7.1.3 Specific Aim #3: Rectilinear 1PD (LEENA)
The rectilinear 1PD or LEENA acquisition utilizes echo shifting between even
and odd lines of K-space similar to the radial 1PD acquisition in Specific Aim #2. The
LEENA method uses parallel image reconstruction techniques rather than oversampling
of the low K-space frequencies to obtain separate fat and water images.
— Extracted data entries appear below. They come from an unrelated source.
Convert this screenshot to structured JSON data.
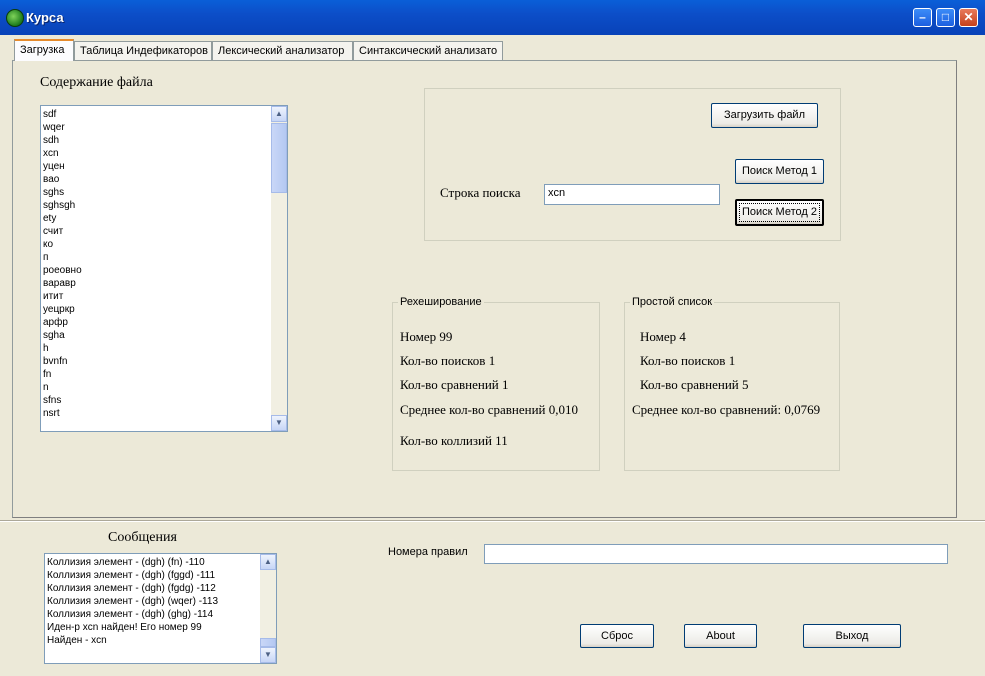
{
  "window": {
    "title": "Курса"
  },
  "tabs": [
    "Загрузка",
    "Таблица Индефикаторов",
    "Лексический анализатор",
    "Синтаксический анализато"
  ],
  "file_panel": {
    "label": "Содержание файла",
    "items": [
      "sdf",
      "wqer",
      "sdh",
      "xcn",
      "уцен",
      "вао",
      "sghs",
      "sghsgh",
      "ety",
      "счит",
      "ко",
      "п",
      "роеовно",
      "варавр",
      "итит",
      "уецркр",
      "арфр",
      "sgha",
      "h",
      "bvnfn",
      "fn",
      "n",
      "sfns",
      "nsrt"
    ]
  },
  "search_box": {
    "load_button": "Загрузить файл",
    "search_label": "Строка поиска",
    "search_value": "xcn",
    "method1_button": "Поиск Метод 1",
    "method2_button": "Поиск Метод 2"
  },
  "rehash_group": {
    "title": "Рехеширование",
    "number": "Номер 99",
    "searches": "Кол-во поисков 1",
    "comparisons": "Кол-во сравнений 1",
    "avg": "Среднее кол-во сравнений 0,010",
    "collisions": "Кол-во коллизий 11"
  },
  "simple_group": {
    "title": "Простой список",
    "number": "Номер 4",
    "searches": "Кол-во поисков 1",
    "comparisons": "Кол-во сравнений 5",
    "avg": "Среднее кол-во сравнений: 0,0769"
  },
  "messages": {
    "label": "Сообщения",
    "items": [
      "Коллизия элемент - (dgh)  (fn) -110",
      "Коллизия элемент - (dgh)  (fggd) -111",
      "Коллизия элемент - (dgh)  (fgdg) -112",
      "Коллизия элемент - (dgh)  (wqer) -113",
      "Коллизия элемент - (dgh)  (ghg) -114",
      "Иден-р  xcn найден! Его номер 99",
      "Найден - xcn"
    ]
  },
  "rules": {
    "label": "Номера  правил",
    "value": ""
  },
  "bottom_buttons": {
    "reset": "Сброс",
    "about": "About",
    "exit": "Выход"
  }
}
As demonstrated
by subjective image ratings (Chapter 6), the LEENA method obtains a higher resolution /
time in comparison to the rectilinear 2PD with a more efficient K-space coverage.
Further development of sensitivity regularization methods, more robust phase
unwrapping algorithms, and the utilization of improved parallel imaging coil sets would
improve the overall SNR and reduce the level of artifacts in the LEENA images.
The LEENA technique results in a 50% reduction in acquisition time as the total
number of acquired views is halved.
As for the Radial 1PD acquisition, the SNR
decreases in the LEENA acquisition go beyond the theoretical values predicted by
Equation 7.1.
The LEENA technique creates an additional decrease in SNR to
reconstruct the unaliased images (Chapter 4).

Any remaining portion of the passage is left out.